1. Field of the Invention
The present invention relates to the application of a mud comprising scleroglucan to horizontal or directional boreholes and in particular to boreholes having a deviation angle with respect to the vertical of between 40.degree. and 70.degree..
2. Description of the Related Art
The drilling mud is a more or less complex mixture of a base liquid, water or oil, and various products, used for drilling wells. This mud, injected in the drill-pipe string, circulates by a rising movement in the annular space contained between the walls of the geological formations drilled and the pipe string.
In the case of vertical drilling, the flow of the mud in the annular space is most often of the laminar type. This flow ensures removal of the cuttings dislodged at the working face which are transported toward the surface in the annular space and removed at the surface. Bailing-up of the drilling bit is thus avoided.
In laminar flow, a particle situated at the centre of the annular space has a velocity greater than the average velocity and a velocity less than the average velocity in the vicinity of the walls of the formations or of the pipe string. A particle transported to a point of low velocity will have a tendency to topple or to stay there. If the flow rate is too low, every particle will have a tendency to go back down because of gravity. In order to avoid this phenomenon and to ensure good cleaning of the drilling well, it is most often sufficient in vertical drilling to increase the viscosity of the mud so that its carrying capacity is such that the drill-cuttings can be held in quasi-suspension in the mud when the flow rate of the latter is zero.
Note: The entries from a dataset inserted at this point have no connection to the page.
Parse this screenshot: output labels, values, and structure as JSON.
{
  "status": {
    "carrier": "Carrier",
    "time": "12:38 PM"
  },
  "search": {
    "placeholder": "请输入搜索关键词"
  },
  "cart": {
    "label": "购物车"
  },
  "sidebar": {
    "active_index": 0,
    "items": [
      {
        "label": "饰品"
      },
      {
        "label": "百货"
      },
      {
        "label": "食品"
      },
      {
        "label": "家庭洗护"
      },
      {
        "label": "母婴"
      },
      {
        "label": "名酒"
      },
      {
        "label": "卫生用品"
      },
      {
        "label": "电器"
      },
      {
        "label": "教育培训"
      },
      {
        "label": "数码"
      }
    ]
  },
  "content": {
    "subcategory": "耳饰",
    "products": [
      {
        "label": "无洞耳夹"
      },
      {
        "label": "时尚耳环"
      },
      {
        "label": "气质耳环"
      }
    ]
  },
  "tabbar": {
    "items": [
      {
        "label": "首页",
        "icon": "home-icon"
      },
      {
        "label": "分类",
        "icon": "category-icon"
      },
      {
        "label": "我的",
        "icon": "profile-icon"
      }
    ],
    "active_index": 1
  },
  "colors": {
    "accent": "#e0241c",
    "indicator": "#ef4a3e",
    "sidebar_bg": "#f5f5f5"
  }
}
In the case of deviated wells, however, these phenomena of falling back under gravity are more difficult to avoid and most often veritable beds of cuttings of variable thickness which are formed along the lower generatrix of the well are observed. These accumulations can be particularly big in the region of changes in the degree of inclination of the well, in the curves of the drilling, and can in consequence reduce the quality of the cleaning of the well and cause increased problems of friction and thus decrease the rate of penetration of the well, or indeed cause blocking of the drilling. In the case of drilling with a water-based mud, the solution usually employed for freeing and removing or reducing the accumulations of drill-cuttings during drilling of deviated wells consists most often in causing a change of the flow conditions. For this purpose, for example fixed volumes of a mud having a viscosity considerably less than or considerably greater than that used under normal conditions are periodically injected into the well in order thus to cause either turbulent conditions characterised by equal velocities throughout the annular space, or plug conditions characterised by velocities which are practically constant and of the same direction throughout the annular space. In practice, however, this solution turns out to be tricky to implement and the results obtained are highly random.
Another solution to limit the problem of accumulation of drill-cuttings during drilling of deviated wells consists in employing as the drilling mud not a water-based mud but an oil-based mud.
Oil-based muds are characterised by a Bingham-type rheological behaviour with the existence of a viscosity even at very small shears. The muds retain this characteristic in conditions at the bottom of a well and at high temperature. Most of the time, the muds consist of an emulsion of water in 30 to 40 % by volume of oil. If the viscosity of the emulsion is not sufficient, it is adjusted to the desired value by the addition of inorganic colloids such as bentonite for example.
It is noticed that, with the use of oil-based muds, accumulations of drill-cuttings and problems connected with these accumulations are less critical than with water-based drilling. Oil-based muds furthermore have a much higher lubricating power than water-based muds.
These muds however are not only expensive but can be tricky to employ, in particular in offshore drilling, but above all they are extremely polluting to the point that the legislation of some countries forbids their disposal. The muds and the cuttings which they carry up must therefore increasingly be processed at the surface in order to avoid any pollution.
This is why in drilling oil-based muds are used only in a very limited number of cases.
Furthermore, the introduction of solids in order to adjust the viscosity amongst other things increases the risks of clogging and complicates the problems of removal at the surface.